Soy un 75% nostalgia, lo sé. Y no sé qué haría sin ella. Algún día leeré a Proust.

Retiré unos papeles de la superficie y me manché las manos de recortes de lápiz severamente ajusticiado por el sacapuntas. Ellos me hicieron señas desde abajo. Les tendí la mano y agarraron el brazo. Azotados por las olas, llegaron a la orilla (mi regazo); sacudiéndose las gotas (raspaduras de hojas arrancadas de un cuaderno) recibieron su indulto. Fueron puestos a buen recaudo en mi habitación (guiño a La Ladrona de Libros, a quién aún no conocía) y, escondidos en el armario, vieron pasar el curso agazapados, conscientes de la aventura que acababa de cambiar sus destinos. En junio me acompañaron al pueblo y se instalaron en su nuevo hogar. Sobrevivieron a la mudanza de 2005 y a la de 2006 con magistral valentía y ejemplar discreción, sin alzar la voz por encima de El Quijote, Los pilares de la Tierra o los manuales de Lengua Española, Gramática Histórica, Literatura Española y Crítica Literaria con los que han compartido anaquel en los últimos años.

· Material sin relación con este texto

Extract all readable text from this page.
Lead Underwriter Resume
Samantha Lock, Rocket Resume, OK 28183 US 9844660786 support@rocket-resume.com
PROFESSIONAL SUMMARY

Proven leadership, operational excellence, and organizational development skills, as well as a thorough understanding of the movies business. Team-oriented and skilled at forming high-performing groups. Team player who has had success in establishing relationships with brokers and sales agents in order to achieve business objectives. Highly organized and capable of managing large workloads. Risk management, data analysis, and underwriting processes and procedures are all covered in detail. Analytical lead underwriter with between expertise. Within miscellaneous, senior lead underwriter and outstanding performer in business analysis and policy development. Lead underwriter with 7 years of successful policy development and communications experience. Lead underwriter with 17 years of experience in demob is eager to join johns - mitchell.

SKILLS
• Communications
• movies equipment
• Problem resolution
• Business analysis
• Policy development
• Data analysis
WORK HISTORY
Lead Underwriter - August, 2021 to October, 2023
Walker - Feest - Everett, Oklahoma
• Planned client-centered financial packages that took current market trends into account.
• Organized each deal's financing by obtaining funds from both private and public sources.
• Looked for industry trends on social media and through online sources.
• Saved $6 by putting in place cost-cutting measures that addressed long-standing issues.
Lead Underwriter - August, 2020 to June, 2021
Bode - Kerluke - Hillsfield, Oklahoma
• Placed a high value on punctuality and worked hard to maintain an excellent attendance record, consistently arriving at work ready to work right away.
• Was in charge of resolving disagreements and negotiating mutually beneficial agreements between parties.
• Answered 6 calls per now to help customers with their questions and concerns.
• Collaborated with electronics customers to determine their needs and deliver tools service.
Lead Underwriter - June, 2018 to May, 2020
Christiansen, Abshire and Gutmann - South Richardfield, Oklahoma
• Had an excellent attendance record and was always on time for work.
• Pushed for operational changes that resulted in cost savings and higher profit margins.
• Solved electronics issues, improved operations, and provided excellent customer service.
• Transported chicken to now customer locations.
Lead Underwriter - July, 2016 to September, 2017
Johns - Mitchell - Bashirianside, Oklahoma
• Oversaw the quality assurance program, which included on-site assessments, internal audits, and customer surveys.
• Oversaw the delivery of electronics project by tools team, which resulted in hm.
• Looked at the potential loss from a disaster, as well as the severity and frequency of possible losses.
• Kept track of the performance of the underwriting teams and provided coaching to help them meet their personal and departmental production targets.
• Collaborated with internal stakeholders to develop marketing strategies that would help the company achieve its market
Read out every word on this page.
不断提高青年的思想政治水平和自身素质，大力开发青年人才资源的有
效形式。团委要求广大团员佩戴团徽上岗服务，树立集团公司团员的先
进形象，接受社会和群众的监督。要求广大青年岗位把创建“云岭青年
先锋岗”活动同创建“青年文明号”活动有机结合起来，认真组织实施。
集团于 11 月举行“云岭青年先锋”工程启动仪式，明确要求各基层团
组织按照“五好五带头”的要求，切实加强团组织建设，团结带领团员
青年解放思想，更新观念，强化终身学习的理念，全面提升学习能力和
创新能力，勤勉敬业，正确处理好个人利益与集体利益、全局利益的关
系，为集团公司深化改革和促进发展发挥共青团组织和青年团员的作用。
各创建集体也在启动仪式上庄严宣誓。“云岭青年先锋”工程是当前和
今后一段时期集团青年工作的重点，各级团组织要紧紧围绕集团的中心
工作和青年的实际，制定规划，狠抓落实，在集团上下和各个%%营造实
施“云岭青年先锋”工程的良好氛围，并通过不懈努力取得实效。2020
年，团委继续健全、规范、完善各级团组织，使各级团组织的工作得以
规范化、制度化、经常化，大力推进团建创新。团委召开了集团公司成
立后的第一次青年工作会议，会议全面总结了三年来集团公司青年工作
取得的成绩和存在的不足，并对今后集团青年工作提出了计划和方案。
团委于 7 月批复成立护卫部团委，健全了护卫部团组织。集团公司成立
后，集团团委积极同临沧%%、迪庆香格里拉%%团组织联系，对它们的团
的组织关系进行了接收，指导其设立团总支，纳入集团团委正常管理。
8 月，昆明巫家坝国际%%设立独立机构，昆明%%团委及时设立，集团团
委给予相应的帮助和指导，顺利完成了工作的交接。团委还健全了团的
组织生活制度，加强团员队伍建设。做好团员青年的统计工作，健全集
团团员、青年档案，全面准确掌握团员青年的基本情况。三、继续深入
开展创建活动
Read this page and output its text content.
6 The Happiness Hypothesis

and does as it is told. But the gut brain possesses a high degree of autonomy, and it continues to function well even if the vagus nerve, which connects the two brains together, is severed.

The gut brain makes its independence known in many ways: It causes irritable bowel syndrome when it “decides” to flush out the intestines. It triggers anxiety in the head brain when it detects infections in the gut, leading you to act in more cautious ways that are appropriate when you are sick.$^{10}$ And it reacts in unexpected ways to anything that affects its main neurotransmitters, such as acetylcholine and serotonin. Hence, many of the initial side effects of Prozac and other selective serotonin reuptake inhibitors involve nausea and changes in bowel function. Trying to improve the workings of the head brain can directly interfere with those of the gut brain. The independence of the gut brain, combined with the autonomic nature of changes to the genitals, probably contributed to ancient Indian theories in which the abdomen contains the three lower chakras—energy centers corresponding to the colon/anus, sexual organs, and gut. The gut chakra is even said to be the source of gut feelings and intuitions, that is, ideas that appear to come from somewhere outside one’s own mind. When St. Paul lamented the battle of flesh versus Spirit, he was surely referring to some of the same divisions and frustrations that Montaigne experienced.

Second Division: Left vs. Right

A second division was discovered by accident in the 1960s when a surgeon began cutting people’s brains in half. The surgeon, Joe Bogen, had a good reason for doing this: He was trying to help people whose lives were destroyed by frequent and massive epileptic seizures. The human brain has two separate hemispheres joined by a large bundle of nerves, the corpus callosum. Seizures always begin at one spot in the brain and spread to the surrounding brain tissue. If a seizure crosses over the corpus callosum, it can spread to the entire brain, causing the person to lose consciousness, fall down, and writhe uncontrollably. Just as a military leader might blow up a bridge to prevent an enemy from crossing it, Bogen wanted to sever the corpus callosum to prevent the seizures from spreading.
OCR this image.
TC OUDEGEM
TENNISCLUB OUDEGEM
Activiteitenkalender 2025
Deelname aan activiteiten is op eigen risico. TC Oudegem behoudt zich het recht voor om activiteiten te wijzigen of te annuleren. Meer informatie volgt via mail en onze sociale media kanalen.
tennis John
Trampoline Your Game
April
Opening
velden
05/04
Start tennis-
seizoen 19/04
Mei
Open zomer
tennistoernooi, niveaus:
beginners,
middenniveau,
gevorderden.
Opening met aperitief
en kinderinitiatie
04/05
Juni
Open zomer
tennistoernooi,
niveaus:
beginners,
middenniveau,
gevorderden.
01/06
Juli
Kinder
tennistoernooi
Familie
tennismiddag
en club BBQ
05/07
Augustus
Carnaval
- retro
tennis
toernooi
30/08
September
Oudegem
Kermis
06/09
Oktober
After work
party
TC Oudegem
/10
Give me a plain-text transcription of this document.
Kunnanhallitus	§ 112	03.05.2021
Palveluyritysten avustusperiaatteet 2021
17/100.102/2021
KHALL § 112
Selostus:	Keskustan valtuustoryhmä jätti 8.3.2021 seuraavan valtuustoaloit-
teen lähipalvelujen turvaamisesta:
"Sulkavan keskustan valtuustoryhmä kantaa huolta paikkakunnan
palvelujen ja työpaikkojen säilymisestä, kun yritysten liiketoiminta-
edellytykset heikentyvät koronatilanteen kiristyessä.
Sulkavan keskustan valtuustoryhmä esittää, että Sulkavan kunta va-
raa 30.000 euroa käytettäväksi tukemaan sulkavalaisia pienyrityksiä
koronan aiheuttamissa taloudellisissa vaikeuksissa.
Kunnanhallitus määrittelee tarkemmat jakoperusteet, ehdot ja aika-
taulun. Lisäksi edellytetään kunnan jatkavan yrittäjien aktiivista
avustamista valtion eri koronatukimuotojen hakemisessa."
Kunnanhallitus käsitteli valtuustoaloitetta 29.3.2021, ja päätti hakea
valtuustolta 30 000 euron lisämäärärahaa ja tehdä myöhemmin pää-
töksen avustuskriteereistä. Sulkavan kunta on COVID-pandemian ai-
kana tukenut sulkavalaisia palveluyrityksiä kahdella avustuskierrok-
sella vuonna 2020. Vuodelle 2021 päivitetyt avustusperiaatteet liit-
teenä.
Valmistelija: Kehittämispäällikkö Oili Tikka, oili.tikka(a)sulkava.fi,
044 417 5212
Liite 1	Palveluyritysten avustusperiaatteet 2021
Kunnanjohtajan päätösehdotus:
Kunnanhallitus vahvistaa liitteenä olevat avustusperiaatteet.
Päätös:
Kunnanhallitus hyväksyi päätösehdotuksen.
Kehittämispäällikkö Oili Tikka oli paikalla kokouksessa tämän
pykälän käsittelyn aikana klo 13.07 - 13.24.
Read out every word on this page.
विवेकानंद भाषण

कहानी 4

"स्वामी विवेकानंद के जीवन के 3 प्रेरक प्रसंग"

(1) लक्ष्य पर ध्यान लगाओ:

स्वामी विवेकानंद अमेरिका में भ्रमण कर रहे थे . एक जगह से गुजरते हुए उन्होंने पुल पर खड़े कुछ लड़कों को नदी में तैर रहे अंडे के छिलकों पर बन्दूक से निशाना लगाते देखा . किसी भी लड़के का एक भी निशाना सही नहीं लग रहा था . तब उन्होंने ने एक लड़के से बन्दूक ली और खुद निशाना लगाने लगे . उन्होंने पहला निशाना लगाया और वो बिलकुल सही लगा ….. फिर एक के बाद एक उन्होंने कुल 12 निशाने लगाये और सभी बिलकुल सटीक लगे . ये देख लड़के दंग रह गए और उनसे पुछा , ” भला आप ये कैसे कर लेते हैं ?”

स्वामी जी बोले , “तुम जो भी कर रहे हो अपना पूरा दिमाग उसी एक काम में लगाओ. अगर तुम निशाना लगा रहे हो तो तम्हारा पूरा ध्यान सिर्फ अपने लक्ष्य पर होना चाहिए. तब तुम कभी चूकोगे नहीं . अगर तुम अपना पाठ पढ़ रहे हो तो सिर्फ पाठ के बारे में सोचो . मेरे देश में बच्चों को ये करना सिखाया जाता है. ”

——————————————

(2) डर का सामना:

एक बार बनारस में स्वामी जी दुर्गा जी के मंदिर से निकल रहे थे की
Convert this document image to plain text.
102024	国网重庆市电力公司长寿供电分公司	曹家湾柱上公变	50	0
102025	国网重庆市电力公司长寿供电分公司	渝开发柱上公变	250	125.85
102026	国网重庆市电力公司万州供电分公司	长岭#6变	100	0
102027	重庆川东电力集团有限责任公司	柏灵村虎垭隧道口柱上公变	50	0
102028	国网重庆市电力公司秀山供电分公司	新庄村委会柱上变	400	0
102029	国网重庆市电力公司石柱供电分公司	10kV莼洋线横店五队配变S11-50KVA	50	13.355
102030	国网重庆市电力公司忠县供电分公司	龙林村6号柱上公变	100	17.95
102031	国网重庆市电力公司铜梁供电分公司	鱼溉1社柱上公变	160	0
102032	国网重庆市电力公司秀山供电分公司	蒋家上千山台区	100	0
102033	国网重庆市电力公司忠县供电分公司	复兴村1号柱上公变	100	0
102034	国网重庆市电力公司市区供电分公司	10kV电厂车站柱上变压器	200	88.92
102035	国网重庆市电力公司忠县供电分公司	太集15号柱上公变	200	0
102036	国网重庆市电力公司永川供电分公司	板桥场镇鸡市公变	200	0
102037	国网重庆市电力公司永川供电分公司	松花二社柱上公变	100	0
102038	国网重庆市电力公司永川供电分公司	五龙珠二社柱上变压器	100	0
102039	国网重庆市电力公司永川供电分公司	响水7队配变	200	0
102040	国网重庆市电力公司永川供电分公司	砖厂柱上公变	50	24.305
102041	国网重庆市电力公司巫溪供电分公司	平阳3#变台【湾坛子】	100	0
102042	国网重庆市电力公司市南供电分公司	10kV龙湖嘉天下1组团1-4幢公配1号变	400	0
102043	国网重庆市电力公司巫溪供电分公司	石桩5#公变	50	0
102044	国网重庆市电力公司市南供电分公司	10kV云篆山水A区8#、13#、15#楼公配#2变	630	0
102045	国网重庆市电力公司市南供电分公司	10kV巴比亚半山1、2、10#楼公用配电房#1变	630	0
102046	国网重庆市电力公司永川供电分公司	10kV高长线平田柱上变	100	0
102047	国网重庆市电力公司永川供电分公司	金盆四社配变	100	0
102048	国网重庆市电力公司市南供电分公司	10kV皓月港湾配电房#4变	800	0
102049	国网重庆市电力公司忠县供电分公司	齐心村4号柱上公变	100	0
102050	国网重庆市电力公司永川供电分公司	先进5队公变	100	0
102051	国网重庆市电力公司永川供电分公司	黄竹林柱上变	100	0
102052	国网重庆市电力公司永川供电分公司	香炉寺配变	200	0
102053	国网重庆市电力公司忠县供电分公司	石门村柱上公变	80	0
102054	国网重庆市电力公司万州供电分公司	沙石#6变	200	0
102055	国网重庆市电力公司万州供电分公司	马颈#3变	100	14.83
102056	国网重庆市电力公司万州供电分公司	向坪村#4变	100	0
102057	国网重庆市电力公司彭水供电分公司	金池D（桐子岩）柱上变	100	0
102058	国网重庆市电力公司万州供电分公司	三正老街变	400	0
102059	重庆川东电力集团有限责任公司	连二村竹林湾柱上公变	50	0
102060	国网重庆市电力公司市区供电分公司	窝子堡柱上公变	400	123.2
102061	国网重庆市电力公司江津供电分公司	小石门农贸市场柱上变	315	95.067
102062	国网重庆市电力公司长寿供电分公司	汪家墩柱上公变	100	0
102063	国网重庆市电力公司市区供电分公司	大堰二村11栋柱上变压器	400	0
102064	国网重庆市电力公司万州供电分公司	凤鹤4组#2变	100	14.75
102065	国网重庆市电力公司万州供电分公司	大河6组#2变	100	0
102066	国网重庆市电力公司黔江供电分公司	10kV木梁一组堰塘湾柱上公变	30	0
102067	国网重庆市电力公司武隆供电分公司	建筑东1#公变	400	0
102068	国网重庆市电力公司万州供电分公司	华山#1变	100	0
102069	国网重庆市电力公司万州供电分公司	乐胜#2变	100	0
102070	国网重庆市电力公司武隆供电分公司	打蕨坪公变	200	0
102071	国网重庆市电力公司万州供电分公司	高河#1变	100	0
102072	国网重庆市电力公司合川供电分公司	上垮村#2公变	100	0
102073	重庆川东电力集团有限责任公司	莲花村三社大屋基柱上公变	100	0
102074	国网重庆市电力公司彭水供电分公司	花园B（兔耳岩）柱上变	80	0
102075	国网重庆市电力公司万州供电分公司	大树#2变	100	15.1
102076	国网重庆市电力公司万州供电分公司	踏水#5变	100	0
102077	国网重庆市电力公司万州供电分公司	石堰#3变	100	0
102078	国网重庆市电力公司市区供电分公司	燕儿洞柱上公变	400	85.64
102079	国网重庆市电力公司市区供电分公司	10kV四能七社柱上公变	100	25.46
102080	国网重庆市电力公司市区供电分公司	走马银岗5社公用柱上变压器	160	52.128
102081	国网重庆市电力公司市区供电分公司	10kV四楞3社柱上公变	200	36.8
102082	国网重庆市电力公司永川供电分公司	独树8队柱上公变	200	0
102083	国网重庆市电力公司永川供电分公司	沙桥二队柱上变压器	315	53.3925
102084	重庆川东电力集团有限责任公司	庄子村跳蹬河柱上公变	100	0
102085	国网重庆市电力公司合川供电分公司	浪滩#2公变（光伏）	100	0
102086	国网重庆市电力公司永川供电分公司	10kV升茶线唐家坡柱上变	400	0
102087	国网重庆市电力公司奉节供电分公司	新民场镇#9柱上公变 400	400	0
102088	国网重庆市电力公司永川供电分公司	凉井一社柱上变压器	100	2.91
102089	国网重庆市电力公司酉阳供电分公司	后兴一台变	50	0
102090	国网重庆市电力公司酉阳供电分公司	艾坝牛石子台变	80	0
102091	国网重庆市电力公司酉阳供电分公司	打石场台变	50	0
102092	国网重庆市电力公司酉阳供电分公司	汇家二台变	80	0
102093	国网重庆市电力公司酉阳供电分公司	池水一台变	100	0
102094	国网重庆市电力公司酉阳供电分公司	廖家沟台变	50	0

Hoy ha llegado su hora. La hora de demostrar lo que valen.





El primero por sus textos y el segundo por sus actividades. Ambos se complementan para valer mucho más que su peso en oro o en cualquier metal sensiblemente menos útil que una buena tajada de conocimiento. Hoy no es un mal día para agradecerle a los libros lo que ellos me han dado a mí.